Employment opportunities for data scientists are growing. They will continue to grow, and some institutions are putting educational programs in place to help meet future demand. However, projections suggestion the demand for data scientists will soon exceed their availability. A compelling graphic synthesizes the problem.
Data scientists aren’t data analysts. While the two roles may start with a grounding in scientific and mathematical skills, a data scientist is far more a “Renaissance individual who really wants to learn and bring change to an organization,” says Anjul Bhambhri of IMB. About a data scientist’s skill set, Mark van Rigmenam writes,
They need to have statistical, mathematical, predictive modelling as well as business strategy skills to build the algorithms necessary to ask the right questions and find the right answers. They also need to be able to communicate their findings, orally and visually. They need to understand how the products are developed and even more important, as big data touches the privacy of consumers, they need to have a set of ethical responsibilities.
Often, related fields of study pair with a breadth of programming, managing, processing and curating skills to shape the qualities of individuals who will guide a business’s effective use of data. Rigmenam suggests an ideal data scientist would have the following skills.

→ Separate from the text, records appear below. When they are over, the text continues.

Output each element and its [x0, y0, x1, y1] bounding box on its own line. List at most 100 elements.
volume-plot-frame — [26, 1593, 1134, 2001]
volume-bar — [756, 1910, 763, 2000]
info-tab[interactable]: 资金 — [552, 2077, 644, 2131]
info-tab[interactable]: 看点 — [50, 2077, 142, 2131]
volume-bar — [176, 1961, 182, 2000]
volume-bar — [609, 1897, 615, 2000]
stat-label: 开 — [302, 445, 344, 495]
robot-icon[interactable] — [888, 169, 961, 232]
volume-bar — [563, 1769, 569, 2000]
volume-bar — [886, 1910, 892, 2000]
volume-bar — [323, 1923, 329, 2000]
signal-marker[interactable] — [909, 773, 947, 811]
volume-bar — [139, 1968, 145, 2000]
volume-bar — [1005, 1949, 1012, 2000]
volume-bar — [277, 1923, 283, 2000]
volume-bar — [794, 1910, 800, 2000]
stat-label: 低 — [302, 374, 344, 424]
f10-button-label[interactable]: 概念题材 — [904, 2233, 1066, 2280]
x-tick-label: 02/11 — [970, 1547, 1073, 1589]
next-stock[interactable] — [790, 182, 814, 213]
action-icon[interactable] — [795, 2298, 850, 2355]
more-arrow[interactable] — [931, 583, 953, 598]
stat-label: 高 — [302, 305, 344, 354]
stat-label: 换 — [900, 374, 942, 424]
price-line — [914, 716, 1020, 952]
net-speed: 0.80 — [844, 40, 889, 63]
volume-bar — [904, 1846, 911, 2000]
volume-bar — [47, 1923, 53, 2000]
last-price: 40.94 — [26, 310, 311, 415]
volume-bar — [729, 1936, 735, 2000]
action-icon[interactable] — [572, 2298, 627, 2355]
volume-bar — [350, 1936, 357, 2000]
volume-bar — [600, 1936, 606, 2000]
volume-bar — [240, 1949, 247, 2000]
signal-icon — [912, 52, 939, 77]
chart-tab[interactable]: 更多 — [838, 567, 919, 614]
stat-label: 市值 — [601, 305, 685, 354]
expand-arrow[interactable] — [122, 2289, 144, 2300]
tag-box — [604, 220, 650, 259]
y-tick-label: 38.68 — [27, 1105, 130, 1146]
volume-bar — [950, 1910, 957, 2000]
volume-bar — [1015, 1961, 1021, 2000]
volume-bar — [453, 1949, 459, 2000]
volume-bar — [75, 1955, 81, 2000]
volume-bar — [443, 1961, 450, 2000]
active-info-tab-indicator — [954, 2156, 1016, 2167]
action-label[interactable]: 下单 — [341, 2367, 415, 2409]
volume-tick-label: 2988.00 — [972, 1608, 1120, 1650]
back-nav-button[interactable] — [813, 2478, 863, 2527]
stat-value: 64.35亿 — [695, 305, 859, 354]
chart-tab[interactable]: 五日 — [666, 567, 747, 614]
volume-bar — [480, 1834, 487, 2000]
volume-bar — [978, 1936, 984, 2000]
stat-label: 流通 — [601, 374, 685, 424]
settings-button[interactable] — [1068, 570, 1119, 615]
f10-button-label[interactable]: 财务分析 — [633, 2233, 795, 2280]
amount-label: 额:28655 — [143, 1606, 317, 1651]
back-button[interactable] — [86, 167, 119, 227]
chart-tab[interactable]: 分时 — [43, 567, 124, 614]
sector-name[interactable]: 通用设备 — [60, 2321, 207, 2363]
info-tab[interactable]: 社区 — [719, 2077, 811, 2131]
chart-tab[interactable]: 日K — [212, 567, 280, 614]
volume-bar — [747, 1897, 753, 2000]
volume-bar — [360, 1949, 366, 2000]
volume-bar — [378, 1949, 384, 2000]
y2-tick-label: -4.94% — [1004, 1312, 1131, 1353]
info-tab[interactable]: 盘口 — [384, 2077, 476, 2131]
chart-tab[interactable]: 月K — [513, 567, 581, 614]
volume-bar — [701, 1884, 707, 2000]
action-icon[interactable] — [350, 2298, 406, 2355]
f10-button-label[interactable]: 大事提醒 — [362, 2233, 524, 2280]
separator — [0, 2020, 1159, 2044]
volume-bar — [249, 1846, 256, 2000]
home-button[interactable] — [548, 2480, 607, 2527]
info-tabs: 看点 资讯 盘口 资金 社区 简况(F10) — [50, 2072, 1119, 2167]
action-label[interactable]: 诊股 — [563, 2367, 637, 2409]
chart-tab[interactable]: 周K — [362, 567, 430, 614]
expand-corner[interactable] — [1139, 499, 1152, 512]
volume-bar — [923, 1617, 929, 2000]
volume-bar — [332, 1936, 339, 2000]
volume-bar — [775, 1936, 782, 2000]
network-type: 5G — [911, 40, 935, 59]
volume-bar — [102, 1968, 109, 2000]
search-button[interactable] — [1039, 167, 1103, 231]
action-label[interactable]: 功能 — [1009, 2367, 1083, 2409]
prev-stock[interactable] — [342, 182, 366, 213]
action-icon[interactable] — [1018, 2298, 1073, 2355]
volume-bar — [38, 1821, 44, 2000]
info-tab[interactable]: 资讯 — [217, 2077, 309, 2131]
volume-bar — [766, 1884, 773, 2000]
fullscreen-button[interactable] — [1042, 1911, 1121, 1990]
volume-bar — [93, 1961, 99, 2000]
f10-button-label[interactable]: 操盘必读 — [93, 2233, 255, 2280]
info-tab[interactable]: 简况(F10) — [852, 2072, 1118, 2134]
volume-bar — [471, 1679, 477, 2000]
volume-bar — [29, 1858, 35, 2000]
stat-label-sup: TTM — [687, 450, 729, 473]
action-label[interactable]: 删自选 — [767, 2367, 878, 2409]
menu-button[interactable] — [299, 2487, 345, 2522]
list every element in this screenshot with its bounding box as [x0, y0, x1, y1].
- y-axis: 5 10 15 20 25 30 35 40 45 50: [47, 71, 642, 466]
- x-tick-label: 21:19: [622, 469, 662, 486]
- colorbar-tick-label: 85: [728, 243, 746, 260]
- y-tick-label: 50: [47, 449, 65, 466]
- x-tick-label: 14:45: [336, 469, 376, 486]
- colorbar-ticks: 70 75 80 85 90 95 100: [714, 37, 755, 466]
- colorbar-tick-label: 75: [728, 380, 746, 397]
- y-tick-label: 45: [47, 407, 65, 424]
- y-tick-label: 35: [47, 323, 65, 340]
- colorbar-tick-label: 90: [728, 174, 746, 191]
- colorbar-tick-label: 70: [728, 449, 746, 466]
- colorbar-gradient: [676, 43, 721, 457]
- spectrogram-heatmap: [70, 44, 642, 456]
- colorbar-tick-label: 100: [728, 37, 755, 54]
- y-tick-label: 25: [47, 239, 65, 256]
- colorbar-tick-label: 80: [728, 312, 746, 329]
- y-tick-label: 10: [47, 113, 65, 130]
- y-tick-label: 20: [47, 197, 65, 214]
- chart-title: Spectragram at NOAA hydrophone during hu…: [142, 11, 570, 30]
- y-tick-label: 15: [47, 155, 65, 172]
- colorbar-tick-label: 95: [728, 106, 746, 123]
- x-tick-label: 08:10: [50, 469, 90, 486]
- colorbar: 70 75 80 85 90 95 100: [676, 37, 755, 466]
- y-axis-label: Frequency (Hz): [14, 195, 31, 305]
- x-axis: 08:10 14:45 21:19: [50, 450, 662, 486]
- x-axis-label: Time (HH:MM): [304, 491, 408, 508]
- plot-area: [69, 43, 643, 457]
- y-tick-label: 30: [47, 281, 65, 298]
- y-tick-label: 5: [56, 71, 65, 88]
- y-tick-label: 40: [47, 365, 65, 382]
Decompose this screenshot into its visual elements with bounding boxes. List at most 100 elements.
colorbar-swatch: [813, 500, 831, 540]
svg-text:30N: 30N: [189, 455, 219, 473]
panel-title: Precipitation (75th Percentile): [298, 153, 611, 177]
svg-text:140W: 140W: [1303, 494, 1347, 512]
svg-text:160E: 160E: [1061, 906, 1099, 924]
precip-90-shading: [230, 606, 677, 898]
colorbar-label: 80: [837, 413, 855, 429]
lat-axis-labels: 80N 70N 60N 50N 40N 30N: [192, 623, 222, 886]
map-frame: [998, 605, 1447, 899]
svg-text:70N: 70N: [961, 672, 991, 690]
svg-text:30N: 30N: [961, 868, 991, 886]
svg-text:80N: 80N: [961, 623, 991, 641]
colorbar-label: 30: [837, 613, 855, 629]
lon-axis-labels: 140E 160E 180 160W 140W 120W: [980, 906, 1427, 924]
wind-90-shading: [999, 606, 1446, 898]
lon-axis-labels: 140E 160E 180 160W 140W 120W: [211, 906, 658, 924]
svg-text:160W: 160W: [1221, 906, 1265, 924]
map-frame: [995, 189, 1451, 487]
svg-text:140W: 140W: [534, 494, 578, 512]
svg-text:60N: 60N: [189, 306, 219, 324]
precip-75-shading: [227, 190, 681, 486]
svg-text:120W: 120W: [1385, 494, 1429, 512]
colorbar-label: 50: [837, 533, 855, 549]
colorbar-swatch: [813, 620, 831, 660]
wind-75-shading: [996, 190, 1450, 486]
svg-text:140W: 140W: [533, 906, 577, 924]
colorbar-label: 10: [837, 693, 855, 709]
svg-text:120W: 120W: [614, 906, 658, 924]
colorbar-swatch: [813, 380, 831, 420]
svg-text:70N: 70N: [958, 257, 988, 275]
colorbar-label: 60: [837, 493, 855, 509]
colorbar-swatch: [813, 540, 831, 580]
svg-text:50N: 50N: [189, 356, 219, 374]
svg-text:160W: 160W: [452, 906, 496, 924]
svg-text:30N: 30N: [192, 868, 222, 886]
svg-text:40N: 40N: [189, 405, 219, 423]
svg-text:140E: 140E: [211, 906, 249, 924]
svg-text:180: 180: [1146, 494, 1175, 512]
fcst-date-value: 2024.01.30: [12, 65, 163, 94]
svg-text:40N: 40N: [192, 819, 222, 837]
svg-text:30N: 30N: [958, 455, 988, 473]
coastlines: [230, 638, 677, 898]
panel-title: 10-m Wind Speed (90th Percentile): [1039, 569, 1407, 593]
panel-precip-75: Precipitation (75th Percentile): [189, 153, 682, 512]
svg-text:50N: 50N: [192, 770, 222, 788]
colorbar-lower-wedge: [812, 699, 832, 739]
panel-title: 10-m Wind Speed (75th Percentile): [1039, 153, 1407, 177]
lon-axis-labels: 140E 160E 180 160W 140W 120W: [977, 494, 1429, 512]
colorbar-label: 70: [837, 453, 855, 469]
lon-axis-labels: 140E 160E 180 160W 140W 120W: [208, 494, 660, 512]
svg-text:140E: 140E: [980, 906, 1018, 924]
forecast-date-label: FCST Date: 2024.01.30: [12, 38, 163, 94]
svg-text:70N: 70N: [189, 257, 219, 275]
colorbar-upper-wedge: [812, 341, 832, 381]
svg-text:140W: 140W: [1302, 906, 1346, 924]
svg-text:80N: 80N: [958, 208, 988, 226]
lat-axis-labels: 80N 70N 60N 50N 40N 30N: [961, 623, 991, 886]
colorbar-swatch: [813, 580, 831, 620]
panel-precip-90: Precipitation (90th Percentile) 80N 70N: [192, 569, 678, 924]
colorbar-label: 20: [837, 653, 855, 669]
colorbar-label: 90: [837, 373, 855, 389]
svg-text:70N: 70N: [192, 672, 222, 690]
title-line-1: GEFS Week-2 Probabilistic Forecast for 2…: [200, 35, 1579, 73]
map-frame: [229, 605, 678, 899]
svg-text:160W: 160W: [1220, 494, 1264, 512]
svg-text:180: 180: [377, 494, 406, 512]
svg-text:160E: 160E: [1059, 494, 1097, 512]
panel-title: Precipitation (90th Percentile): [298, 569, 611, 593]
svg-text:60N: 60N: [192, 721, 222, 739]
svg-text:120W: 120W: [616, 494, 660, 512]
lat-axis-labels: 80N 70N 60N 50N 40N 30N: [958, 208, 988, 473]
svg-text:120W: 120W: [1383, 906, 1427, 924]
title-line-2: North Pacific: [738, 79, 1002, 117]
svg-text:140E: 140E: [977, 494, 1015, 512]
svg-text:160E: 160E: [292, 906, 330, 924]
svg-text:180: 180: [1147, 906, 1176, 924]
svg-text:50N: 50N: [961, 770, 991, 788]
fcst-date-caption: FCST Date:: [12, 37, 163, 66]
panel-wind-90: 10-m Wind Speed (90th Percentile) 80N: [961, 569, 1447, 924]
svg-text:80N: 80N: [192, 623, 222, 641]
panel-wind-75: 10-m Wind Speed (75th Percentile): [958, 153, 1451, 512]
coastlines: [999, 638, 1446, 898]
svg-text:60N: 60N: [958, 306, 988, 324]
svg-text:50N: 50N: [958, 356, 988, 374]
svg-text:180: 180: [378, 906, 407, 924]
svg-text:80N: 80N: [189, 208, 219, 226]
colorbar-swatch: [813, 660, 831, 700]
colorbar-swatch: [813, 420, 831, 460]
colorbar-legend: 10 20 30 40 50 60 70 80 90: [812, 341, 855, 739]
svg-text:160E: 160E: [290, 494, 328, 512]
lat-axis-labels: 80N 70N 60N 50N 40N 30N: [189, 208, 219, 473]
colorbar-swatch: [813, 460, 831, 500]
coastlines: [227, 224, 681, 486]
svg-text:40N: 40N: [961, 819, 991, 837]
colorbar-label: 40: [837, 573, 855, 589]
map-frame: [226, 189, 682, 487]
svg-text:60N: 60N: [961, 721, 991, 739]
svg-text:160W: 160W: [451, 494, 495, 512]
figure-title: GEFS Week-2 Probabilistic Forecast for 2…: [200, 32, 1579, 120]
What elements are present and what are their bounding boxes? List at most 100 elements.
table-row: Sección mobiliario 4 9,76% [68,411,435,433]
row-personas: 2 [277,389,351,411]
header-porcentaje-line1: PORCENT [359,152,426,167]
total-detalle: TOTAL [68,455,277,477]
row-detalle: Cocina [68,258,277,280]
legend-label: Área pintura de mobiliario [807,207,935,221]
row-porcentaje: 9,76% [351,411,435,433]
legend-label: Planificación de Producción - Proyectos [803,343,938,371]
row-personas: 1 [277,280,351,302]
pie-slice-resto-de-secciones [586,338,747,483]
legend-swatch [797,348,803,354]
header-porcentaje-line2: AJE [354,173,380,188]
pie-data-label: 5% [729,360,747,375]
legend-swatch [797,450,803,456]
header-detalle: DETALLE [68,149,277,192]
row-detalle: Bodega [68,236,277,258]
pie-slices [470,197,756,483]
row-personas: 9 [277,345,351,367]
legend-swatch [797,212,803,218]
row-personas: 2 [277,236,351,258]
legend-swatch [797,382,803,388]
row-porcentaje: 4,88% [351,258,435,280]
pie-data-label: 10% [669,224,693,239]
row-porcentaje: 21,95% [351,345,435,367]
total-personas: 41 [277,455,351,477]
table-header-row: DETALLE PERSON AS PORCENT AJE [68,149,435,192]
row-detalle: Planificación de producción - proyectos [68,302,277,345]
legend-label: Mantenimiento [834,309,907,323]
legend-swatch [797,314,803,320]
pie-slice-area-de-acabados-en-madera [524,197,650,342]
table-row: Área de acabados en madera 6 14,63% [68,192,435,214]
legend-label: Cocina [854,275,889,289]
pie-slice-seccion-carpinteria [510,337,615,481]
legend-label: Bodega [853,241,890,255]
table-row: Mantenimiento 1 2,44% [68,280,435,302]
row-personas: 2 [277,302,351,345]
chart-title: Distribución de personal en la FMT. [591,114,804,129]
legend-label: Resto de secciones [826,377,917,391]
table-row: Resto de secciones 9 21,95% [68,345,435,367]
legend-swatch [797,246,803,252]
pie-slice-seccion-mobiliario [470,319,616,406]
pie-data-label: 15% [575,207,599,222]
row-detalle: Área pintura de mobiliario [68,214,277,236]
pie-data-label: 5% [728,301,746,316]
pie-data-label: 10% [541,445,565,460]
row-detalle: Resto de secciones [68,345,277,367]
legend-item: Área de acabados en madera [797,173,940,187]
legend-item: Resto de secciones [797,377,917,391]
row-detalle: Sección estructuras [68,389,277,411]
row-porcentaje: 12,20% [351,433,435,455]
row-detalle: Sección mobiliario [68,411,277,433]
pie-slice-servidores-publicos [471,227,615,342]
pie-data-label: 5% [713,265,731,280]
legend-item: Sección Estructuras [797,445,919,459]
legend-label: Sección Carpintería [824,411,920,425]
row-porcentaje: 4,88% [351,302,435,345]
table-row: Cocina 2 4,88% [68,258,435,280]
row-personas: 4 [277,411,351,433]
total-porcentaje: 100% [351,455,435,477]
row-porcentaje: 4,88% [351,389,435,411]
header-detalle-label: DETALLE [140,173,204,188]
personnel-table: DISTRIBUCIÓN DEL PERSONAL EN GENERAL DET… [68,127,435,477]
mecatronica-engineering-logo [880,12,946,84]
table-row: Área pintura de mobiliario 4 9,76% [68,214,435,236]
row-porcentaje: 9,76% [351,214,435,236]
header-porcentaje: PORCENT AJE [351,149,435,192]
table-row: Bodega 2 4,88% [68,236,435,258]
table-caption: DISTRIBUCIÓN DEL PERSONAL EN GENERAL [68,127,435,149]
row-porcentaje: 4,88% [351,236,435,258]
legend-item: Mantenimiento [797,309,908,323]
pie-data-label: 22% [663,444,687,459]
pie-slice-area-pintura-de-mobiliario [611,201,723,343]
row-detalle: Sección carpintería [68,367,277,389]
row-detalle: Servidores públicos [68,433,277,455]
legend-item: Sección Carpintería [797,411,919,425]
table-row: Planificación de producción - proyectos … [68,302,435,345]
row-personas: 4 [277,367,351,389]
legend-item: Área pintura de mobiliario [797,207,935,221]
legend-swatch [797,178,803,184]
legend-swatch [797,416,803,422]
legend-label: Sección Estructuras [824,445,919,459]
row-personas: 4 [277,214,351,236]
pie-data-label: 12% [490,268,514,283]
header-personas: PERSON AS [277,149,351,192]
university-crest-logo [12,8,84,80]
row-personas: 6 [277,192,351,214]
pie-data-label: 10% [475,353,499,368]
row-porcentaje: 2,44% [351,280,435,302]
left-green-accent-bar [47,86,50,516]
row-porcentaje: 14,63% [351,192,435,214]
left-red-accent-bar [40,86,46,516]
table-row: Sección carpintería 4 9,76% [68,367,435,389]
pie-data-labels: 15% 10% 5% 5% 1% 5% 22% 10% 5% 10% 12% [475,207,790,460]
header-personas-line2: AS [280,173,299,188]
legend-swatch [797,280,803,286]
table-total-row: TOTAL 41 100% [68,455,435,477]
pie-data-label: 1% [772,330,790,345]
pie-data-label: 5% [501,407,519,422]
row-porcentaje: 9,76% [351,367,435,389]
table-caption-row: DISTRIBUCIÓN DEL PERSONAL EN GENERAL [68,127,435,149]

- Strong written and verbal communication skills;
- Being able to work in a fast-paced multidisciplinary environment as in a competitive landscape new data keeps flowing in rapidly and the world is constantly changing;
- Having the ability to query databases and perform statistical analysis;
- Being able to develop or program databases;
- Being able to advice senior management in clear language about the implications of their work for the organisation;
- Having an, at least basic, understanding of how a business and strategy works;
- Being able to create examples, prototypes, demonstrations to help management better understand the work;
- Having a good understanding of design and architecture principles;
We would add, while an effective data scientist requires latitude to consider and experiment (work autonomously), she must also be able to work cooperatively. Data scientists are members of teams that aren’t simply made up of senior leaders. There are plenty of other employees who work in the trenches with ideas about situations that require solutions and how solutions would fit into goals of other departments. Failures in cooperation and communication can lead to costly disasters.
Likely, few data scientists possess all the above qualities, so a business should prioritize the ones important to them.
In planning for apply new technologies, businesses must also plan for how they will apportion responsibilities for critical data science needs–through third-party applications or data-science-specific internal departments or perhaps, both. At present, we are gazing at the tip of the big-data, data-scientist iceberg. Demand for big data solutions is increasing. So is the demand for the innovators behind the solutions.